Vídeo de resultado é o formato mais poderoso hoje. O cliente gravou um vídeo mostrando antes e depois, contando o que mudou, sendo real. Trinta segundos assim valem mais do que um vídeo de produção de dois minutos com script polido. Autenticidade ganha de produção.
Foto real no Instagram ou WhatsApp — o cliente mandou foto do produto, do espaço, do resultado. Com autorização, isso vai direto pro anúncio. Foto de celular com enquadramento imperfeito convertendo mais do que foto de fotógrafo é uma realidade que muita agência ainda não explicou pro cliente.
Avaliação no Google ou no Reclame Aqui. O cliente pesquisa, lê as avaliações, decide. Cinco estrelas com texto genérico vale menos do que quatro estrelas com texto detalhado que mostra que o problema foi resolvido. Qualidade da avaliação importa mais do que quantidade.
Como coletar UGC sem depender de boa vontade do cliente
Esperar o cliente postar por conta própria é a estratégia que não escala. Você precisa criar o momento.
O momento certo é o pico de satisfação. Não uma semana depois. No encerramento do serviço, na entrega do resultado, no momento em que o cliente está mais satisfeito. Você pede. Simples.
Pedir de forma específica aumenta muito a taxa de resposta. Não “pode me mandar um depoimento?” — isso é abstrato demais. Mas “pode me mandar uma foto do resultado?” ou “pode gravar um vídeo de 30 segundos contando o que mudou?” — concreto, rápido, com instrução clara.
Outro caminho é criar incentivo.
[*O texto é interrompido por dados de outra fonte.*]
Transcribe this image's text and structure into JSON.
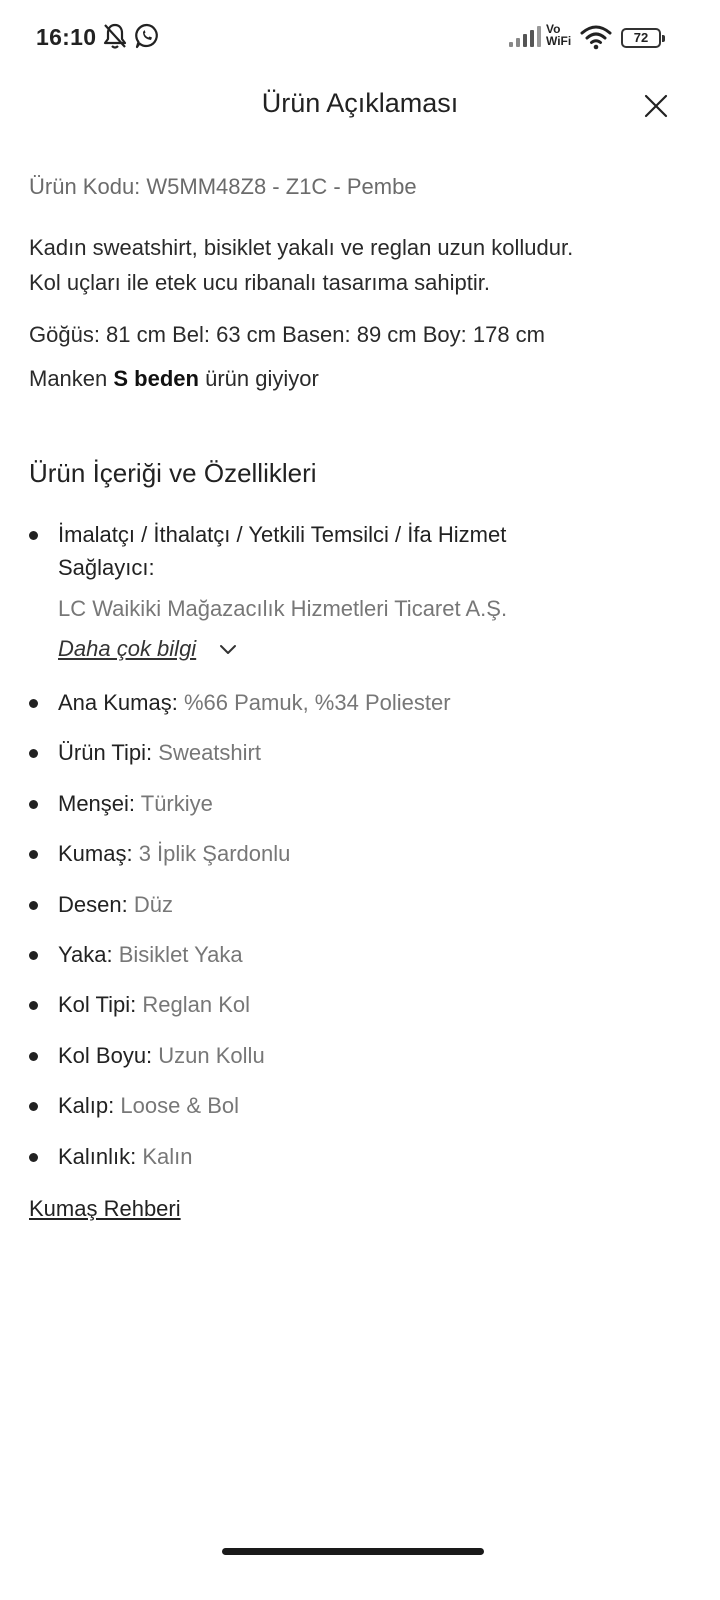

Não necessariamente desconto — isso contamina a autenticidade. Mas reconhecimento: republicar o conteúdo do cliente, marcar na bio, dar visibilidade. A maioria das pessoas se motiva a criar quando sabe que vai ser visto.
Como usar UGC em anúncios pagos
UGC como criativo de anúncio no Meta é uma das combinações mais eficientes que existem hoje. O algoritmo identifica que aquele conteúdo gera mais engajamento — porque parece real, porque o usuário não para o scroll de imediato — e distribui mais barato.
O cuidado necessário é a autorização. Antes de usar foto ou vídeo de cliente em anúncio pago, você precisa de autorização explícita. Uma mensagem no WhatsApp confirmando a permissão já é suficiente. Não pule essa etapa — além do risco legal, se o cliente descobrir que usou sem pedir, o efeito é o oposto do desejado.
O formato que funciona melhor em anúncio: vídeo de cliente com legenda direta, sem edição excessiva, começando no problema e terminando no resultado. Não precisa de trilha sonora elaborada, não precisa de cortes rápidos. Clareza e autenticidade vencem produção.
O que não fazer com conteúdo de cliente
Não edite a essência do que o cliente disse pra ficar mais “bonito”. Depoimento editado perde autenticidade — e o leitor percebe. Corrija ortografia se necessário, mas não mude o tom.
Não use UGC só nas redes sociais. Coloque na landing page, na proposta comercial, no WhatsApp de follow-up. O conteúdo de cliente funciona em qualquer ponto do funil — não só no topo.
O cliente que não comprou ainda não quer ver o que você acha do seu produto. Ele quer ver o que o outro cliente achou. Dê isso a ele.